Essentially, he was trying to process Insight—the ability to “trick” and enter into a dialectic with his delusions. Depressives lack the ability to retrieve this. Schizos can’t sort through this. What happens is sometimes you’ll see a massive shift in polarity between the two extreme states. This is abaissement du niveu mental. As soon as I think I’ve derived something novel, turns out Fucking Jung has an answer for it (thankfully actually)!
There are several definitions for this, but in essence, every emotional state produces a relaxing of psychical constraints in two directions; a narrowing, then a corresponding strengthening of the unconscious (Synchronicity, An Acausal Connecting Principle). The French definition is literally reduction of mental level. But it’s more like a reduced state of attention, leading to loosening restraints, which allow archetypical unconscious symbols to emerge. It is spontaneous, even when supposedly intentionally directed towards active imagination.

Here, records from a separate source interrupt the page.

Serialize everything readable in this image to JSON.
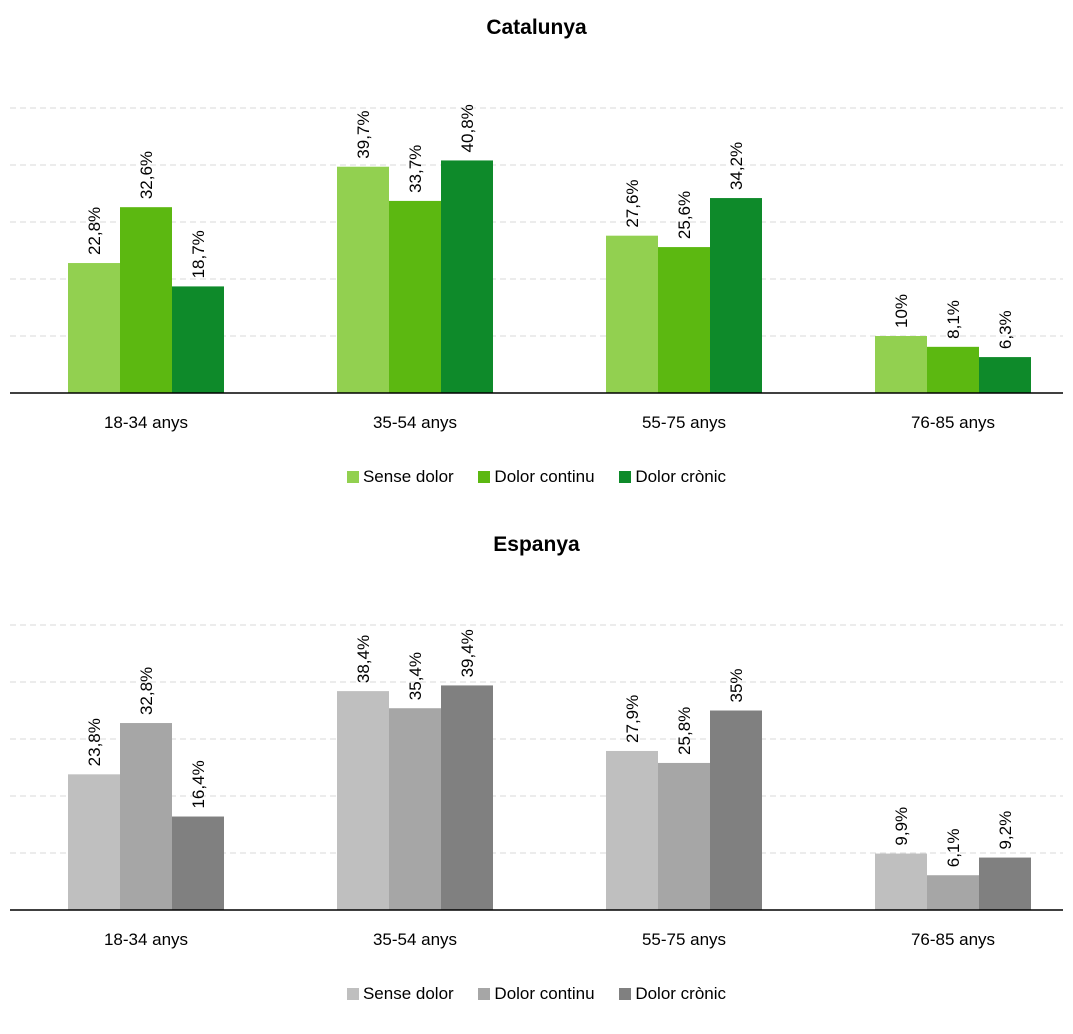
{
  "chart_data": [
    {
      "type": "bar",
      "title": "Catalunya",
      "categories": [
        "18-34 anys",
        "35-54 anys",
        "55-75 anys",
        "76-85 anys"
      ],
      "series": [
        {
          "name": "Sense dolor",
          "values": [
            22.8,
            39.7,
            27.6,
            10
          ],
          "labels": [
            "22,8%",
            "39,7%",
            "27,6%",
            "10%"
          ],
          "color": "#92d050"
        },
        {
          "name": "Dolor continu",
          "values": [
            32.6,
            33.7,
            25.6,
            8.1
          ],
          "labels": [
            "32,6%",
            "33,7%",
            "25,6%",
            "8,1%"
          ],
          "color": "#5cb811"
        },
        {
          "name": "Dolor crònic",
          "values": [
            18.7,
            40.8,
            34.2,
            6.3
          ],
          "labels": [
            "18,7%",
            "40,8%",
            "34,2%",
            "6,3%"
          ],
          "color": "#0e8a2a"
        }
      ],
      "ylim": [
        0,
        50
      ],
      "grid": true,
      "legend": "bottom"
    },
    {
      "type": "bar",
      "title": "Espanya",
      "categories": [
        "18-34 anys",
        "35-54 anys",
        "55-75 anys",
        "76-85 anys"
      ],
      "series": [
        {
          "name": "Sense dolor",
          "values": [
            23.8,
            38.4,
            27.9,
            9.9
          ],
          "labels": [
            "23,8%",
            "38,4%",
            "27,9%",
            "9,9%"
          ],
          "color": "#bfbfbf"
        },
        {
          "name": "Dolor continu",
          "values": [
            32.8,
            35.4,
            25.8,
            6.1
          ],
          "labels": [
            "32,8%",
            "35,4%",
            "25,8%",
            "6,1%"
          ],
          "color": "#a6a6a6"
        },
        {
          "name": "Dolor crònic",
          "values": [
            16.4,
            39.4,
            35,
            9.2
          ],
          "labels": [
            "16,4%",
            "39,4%",
            "35%",
            "9,2%"
          ],
          "color": "#808080"
        }
      ],
      "ylim": [
        0,
        50
      ],
      "grid": true,
      "legend": "bottom"
    }
  ]
}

Sometimes I stumble upon people giving advice on how to be a better writer/artist/musician/whatever ur artistic medium is. It’s all very systematic, but ultimately it won’t help. It should spring up from inside like a fountain; the creative urge cannot be controlled. It’s ejaculation onto a canvas, the partner is a mere assistant in the act, the ejaculation comes from within. U are beseiged by uncontrollable imagery that must be released. Everything is orgone. Well how do I allow this to happen? This is abaissement du niveu.
Other side of the coin:
“Abaissement du niveau mental can be the result of physical and mental fatigue, bodily illness, violent emotions, and shock, of which the last has a particularly deleterious effect on one’s self-assurance. The abaissement always has a restrictive influence on the personality as a whole. It reduces one’s self-confidence and the spirit of enterprise, and, as a result of increasing egocentricity, narrows the mental horizon [“Concerning Rebirth,” CW 9i, pars. 213f.]”

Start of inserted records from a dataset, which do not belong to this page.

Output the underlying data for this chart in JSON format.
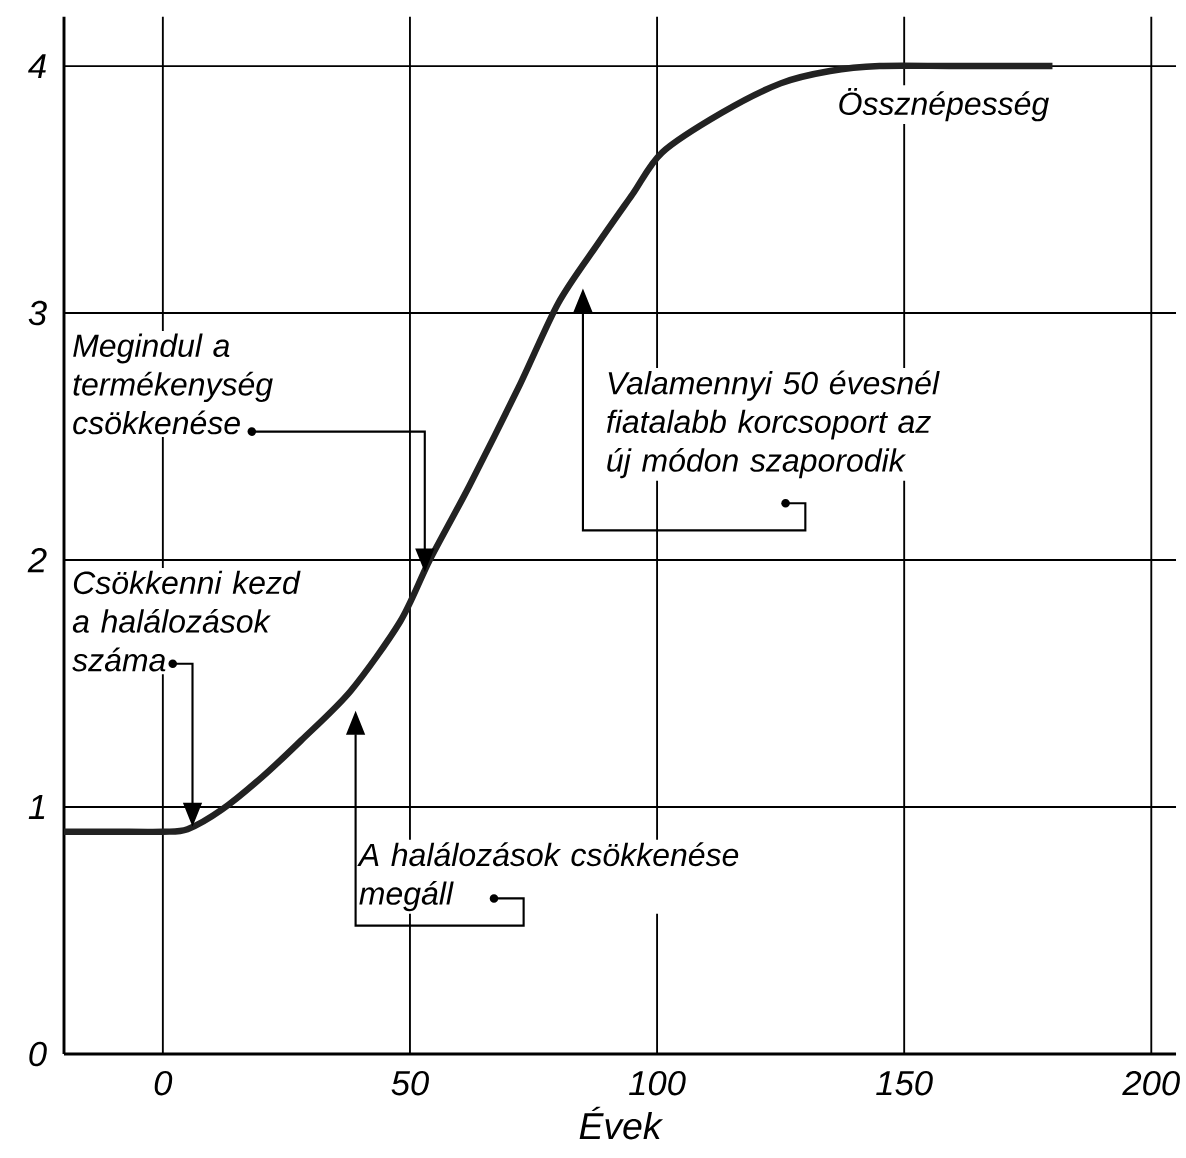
{
  "chart_data": {
    "type": "line",
    "xlabel": "Évek",
    "x": [
      -20,
      -10,
      0,
      5,
      12,
      20,
      28,
      38,
      48,
      54,
      62,
      72,
      80,
      88,
      95,
      101,
      113,
      125,
      135,
      145,
      160,
      180
    ],
    "series": [
      {
        "name": "Össznépesség",
        "color": "#222222",
        "values": [
          0.9,
          0.9,
          0.9,
          0.91,
          0.99,
          1.12,
          1.27,
          1.47,
          1.75,
          2.0,
          2.3,
          2.7,
          3.04,
          3.28,
          3.48,
          3.65,
          3.81,
          3.93,
          3.98,
          4.0,
          4.0,
          4.0
        ]
      }
    ],
    "xlim": [
      -20,
      205
    ],
    "ylim": [
      0,
      4.2
    ],
    "xticks": [
      0,
      50,
      100,
      150,
      200
    ],
    "yticks": [
      0,
      1,
      2,
      3,
      4
    ],
    "grid": true,
    "marker": "none",
    "line_style": "solid",
    "annotations": [
      "Csökkenni kezd a halálozások száma",
      "A halálozások csökkenése megáll",
      "Megindul a termékenység csökkenése",
      "Valamennyi 50 évesnél fiatalabb korcsoport az új módon szaporodik"
    ]
  }
}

And this is why it should stay relegated to a transitory state, rather than a constant mode of being. When it is the latter, u get the schizophrenic.
In schizophrenia, you also see abnormal tacit-focal structure (salience-pattern) and aberrant theta wave firings in the entorhinal cortex, which affects spacio-temporal processing. Everything is salient, nothing has meaning. Motion rendered non-existent with all-encompassing salience.